Massachusetts Supreme Judicial Court Rules Police Can Search Smartphones Without Warrant

Whether you know it or not, your smartphone just got a lot smarter – for police departments and prosecutors, that is.

In an important ruling released on Wednesday of this week, the Supreme Judicial Court (SJC) ruled that police officers can conduct a limited search of an arrested person’s cell phone, to determine if recent calls were made or received on the phone, which might relate to the crime for which the suspect was arrested. This is a pretty significant ruling, because to tap a person’s phone or request phone records of someone, police must usually seek a search warrant first.
Very importantly, the justices went to some lengths to emphasize that the ruling allowed only limited searches of cell phones – specifically, only to the cell phone’s calls list – not to other areas of the phone – which, these days, store just about every piece of data imaginable about the user, including emails, texts, web searches, even GPS locations. As to those extremely important constitutional questions surrounding these other areas of a person’s cell phone, the court pointedly did not address those questions, leaving examination of those questions “open for another day” to quote the opinion’s author, Justice Margot Botsford.
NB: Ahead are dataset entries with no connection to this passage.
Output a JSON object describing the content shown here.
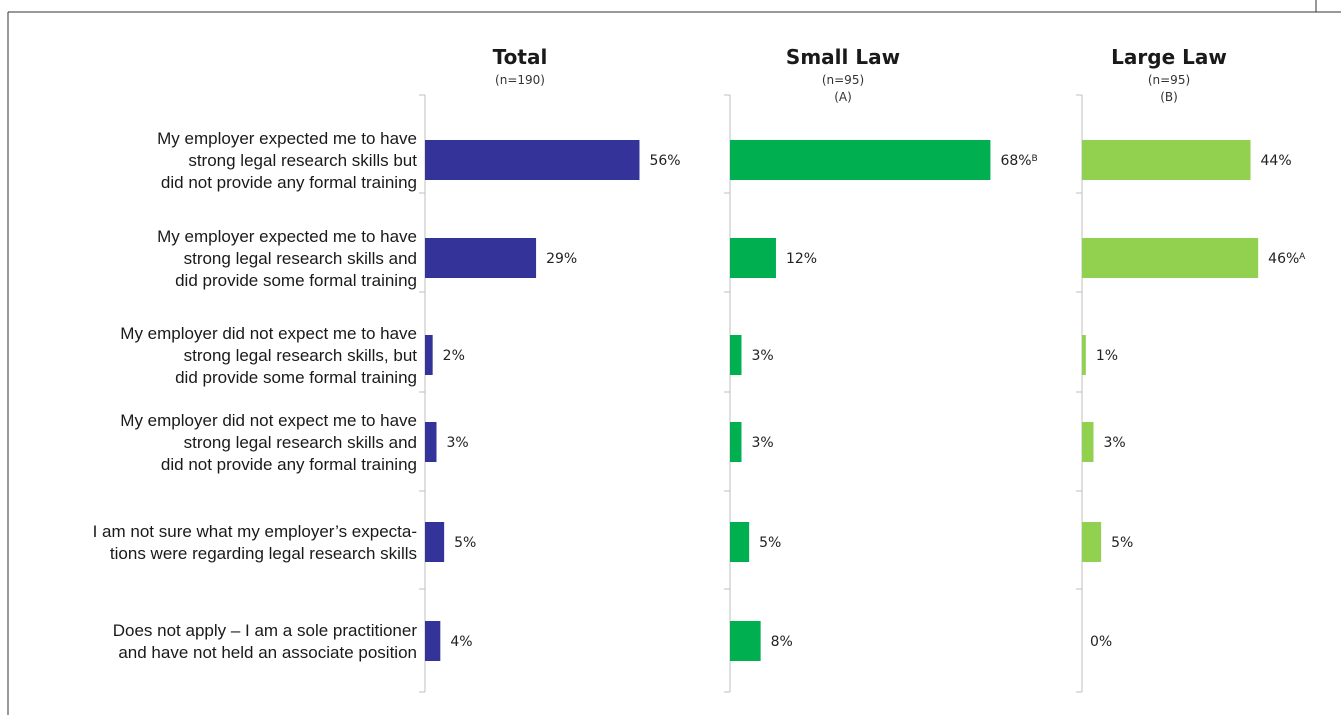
{
  "chart_data": {
    "type": "bar",
    "orientation": "horizontal",
    "categories": [
      [
        "My employer expected me to have",
        "strong legal research skills but",
        "did not provide any formal training"
      ],
      [
        "My employer expected me to have",
        "strong legal research skills and",
        "did provide some formal  training"
      ],
      [
        "My employer did not expect me to have",
        "strong legal research skills, but",
        "did provide some formal training"
      ],
      [
        "My employer did not expect me to have",
        "strong legal research skills and",
        "did not provide any formal training"
      ],
      [
        "I am not sure what my employer’s expecta-",
        "tions were regarding legal research skills"
      ],
      [
        "Does not apply – I am a sole practitioner",
        "and have not held an associate position"
      ]
    ],
    "series": [
      {
        "name": "Total",
        "n_label": "(n=190)",
        "letter": "",
        "color": "#333399",
        "values": [
          56,
          29,
          2,
          3,
          5,
          4
        ],
        "labels": [
          "56%",
          "29%",
          "2%",
          "3%",
          "5%",
          "4%"
        ],
        "sig": [
          "",
          "",
          "",
          "",
          "",
          ""
        ]
      },
      {
        "name": "Small Law",
        "n_label": "(n=95)",
        "letter": "(A)",
        "color": "#00b050",
        "values": [
          68,
          12,
          3,
          3,
          5,
          8
        ],
        "labels": [
          "68%",
          "12%",
          "3%",
          "3%",
          "5%",
          "8%"
        ],
        "sig": [
          "B",
          "",
          "",
          "",
          "",
          ""
        ]
      },
      {
        "name": "Large Law",
        "n_label": "(n=95)",
        "letter": "(B)",
        "color": "#92d050",
        "values": [
          44,
          46,
          1,
          3,
          5,
          0
        ],
        "labels": [
          "44%",
          "46%",
          "1%",
          "3%",
          "5%",
          "0%"
        ],
        "sig": [
          "",
          "A",
          "",
          "",
          "",
          ""
        ]
      }
    ],
    "xlim": [
      0,
      100
    ]
  }
}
The case on appeal revolved around a suspected drug deal that allegedly occurred in East Boston. A suspect named Demetrius A. Phifer was arrested by Boston Police on July 11 2011, after police allegedly saw him enter a car with someone they knew to be a drug user, and conduct what appeared to be a drug deal. Afterward, police pulled over the drug user’s car, obtained his cellphone number, and then cross-checked it against Phifer’s cellphone which they had seized when arresting him. The result? Police found the drug user’s phone number on Phifer’s calls list.
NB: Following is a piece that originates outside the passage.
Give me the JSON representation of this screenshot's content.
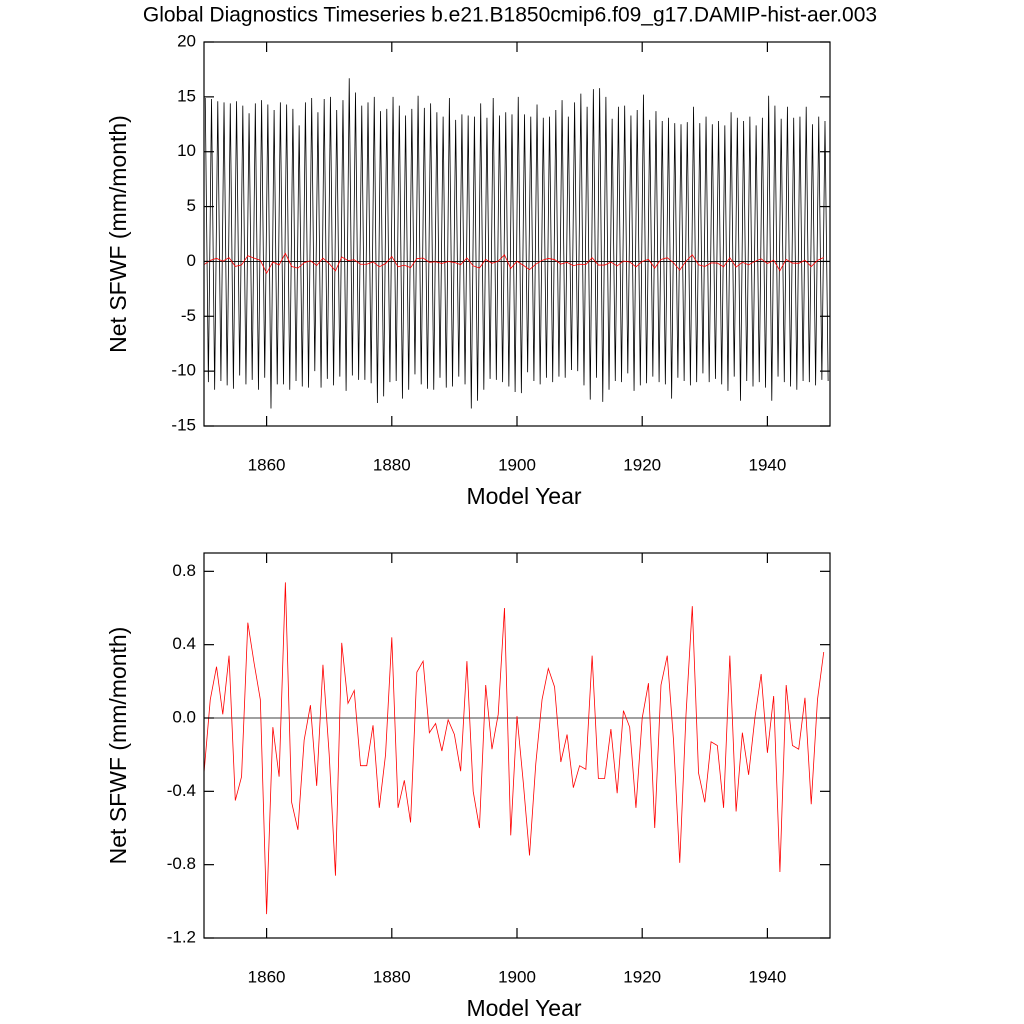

At Phifer’s trial on drug charges in Boston Municipal Court, Judge Robert Ronquillo Jr. ruled that police did not violate the defendant’s privacy interests in searching his cell phone’s call log, because police have typically been allowed to look for evidence of a crime from a suspect and his belongings when they booking the suspect at a police station. In legal terms, this type of police search is referred to as a “Search incident to arrest.” The defendant’s lawyer appealed, arguing that the officer’s actions of looking into the supect’s cell phone call list, and the SJC ruled on Wednesday that the trial judge was correct in his evidentiary ruling. According to the court, “The limited search of the recent call list on the defendant’s cellular telephone was permissible under both the Fourth Amendment and” Article 14 of the state’s Declaration of Rights. The officers here had probable cause to believe the telephone’s recent call list would contain evidence relating to the crime for which he was arrested. The search of the call list in this case was a valid search incident to arrest.” (Known among lawyers as a “Search incident to.”

Predictably, prosecutors praised the ruling. Equally predictably, defense lawyers see in this decision the prospect of suspects’ rights being dangerously eroded. As a Quincy Massachusetts criminal defense attorney, I agree that this decision, however narrowly crafted, poses the potential for abuse. The reason is this: The court’s decision allows police to make a limited intrusion into the cell phone of a person who has been arrested – in theory, just to look at the “recent calls” list only. If we could be assured that the real world would reflect the very limited searches of a person’s cell phone envisioned by the SJC, I would not necessarily object to this ruling. But here’s the pivotal question: What is to stop police from going beyond looking into someone’s calls list only? Who’s to know? In far more than just theory, police – out in the field when no one is looking – could mine all kinds of data in a person’s cell phone, and later claim they found the information through legitimate investigative measures.

Don’t think that’s beyond possibility. It’s not. While most police officers that I know are honest and hard-working, there are always “bad apples.” Envision this situation: You or someone you care about has been arrested by police as a suspect to a crime. They seize your smartphone. They start to search through it, but you’re either handcuffed in the back seat of a cruiser, or you’re somewhere else where you can’t see exactly what they’re doing with the phone. Would you trust that they wouldn’t look into other areas of the phone, aside from just the “recent calls” list? I don’t think that smartphone manufacturers currently incorporate separate lock-outs or passwords for separate areas of a phone’s data banks, and that’s about the only way that I can think of to lock away all other data aside from a call log.

This is a type of situation where theory and practice diverge. It’s a tough legal question to balance.